56. The method of claim 55, wherein the hydrogel chamber is made of a first material, wherein the first material degrades upon exposure to a first stimulus, wherein the hydrogel polymer wall is made of a second material, wherein the second material

-n - degrades upon exposure to a second stimulus, and wherein the first stimulus and second stimulus are different.

57. The method of claim 56, wherein the first stimulus comprises light, and wherein the second stimulus comprises a degradation reagent.

58. The method of claim 56, wherein the first stimulus comprises a degradation reagent, and wherein the second stimulus comprises light.

59. The method of claim 56, wherein the first stimulus comprises a first degradation reagent, and wherein the second stimulus comprises a second degradation reagent different from the first degradation reagent.

60. The method of claim 56, wherein the first stimulus comprises light in a first wavelength range, and wherein the second stimulus comprises a light in a second wavelength range different from the first wavelength range.

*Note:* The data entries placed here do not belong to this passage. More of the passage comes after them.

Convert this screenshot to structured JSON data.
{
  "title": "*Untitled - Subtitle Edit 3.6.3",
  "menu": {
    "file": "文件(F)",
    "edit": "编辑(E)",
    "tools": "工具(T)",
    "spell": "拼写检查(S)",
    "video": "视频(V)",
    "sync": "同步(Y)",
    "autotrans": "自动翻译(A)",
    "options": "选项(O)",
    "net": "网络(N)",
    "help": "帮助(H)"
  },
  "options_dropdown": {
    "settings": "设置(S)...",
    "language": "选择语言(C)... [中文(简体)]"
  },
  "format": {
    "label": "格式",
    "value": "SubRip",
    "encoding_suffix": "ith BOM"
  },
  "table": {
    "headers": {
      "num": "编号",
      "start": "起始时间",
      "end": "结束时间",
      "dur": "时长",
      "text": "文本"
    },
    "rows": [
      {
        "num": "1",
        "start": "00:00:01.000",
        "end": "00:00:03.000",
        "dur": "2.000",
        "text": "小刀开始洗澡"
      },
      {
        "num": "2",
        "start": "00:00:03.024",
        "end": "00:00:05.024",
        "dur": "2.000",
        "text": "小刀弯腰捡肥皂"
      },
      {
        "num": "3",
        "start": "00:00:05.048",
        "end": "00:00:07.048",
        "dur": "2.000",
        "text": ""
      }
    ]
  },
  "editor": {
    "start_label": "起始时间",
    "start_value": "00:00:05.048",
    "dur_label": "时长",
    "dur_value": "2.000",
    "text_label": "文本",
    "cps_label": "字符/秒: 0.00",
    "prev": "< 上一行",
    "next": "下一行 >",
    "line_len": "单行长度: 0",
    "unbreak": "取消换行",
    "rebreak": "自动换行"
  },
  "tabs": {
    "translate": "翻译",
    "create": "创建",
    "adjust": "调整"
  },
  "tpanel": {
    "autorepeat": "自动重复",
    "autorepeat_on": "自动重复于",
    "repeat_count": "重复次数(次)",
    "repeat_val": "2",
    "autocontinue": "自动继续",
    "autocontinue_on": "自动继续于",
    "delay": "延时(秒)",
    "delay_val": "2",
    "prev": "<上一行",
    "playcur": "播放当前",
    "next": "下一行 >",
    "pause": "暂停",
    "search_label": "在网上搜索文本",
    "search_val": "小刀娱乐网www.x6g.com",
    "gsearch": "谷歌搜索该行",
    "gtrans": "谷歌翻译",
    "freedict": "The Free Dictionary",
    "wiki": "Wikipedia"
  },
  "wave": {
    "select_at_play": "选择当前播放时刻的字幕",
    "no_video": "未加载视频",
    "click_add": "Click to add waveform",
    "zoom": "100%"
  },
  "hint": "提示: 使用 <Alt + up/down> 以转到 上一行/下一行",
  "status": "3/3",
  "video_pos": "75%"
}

61. The method of claim 56, wherein the first stimulus comprises UV light selectively applied to the hydrogel polymer wall in a presence of photoinitiator, and wherein the second stimulus comprises UV light selectively applied to the hydrogel chamber in the presence of photoinitiator.

62. The method of claim 3, further comprising forming the hydrogel polymer wall around at least a portion of the analyte; and forming the hydrogel chamber around at least a portion of the analyte and at least a portion of the biological material of the one or more biological materials, wherein the inputting of the analyte into the fluidic device occurs before the inputting of the biological material into the fluidic device, and wherein the forming the hydrogel chamber is after the inputting of the biological material.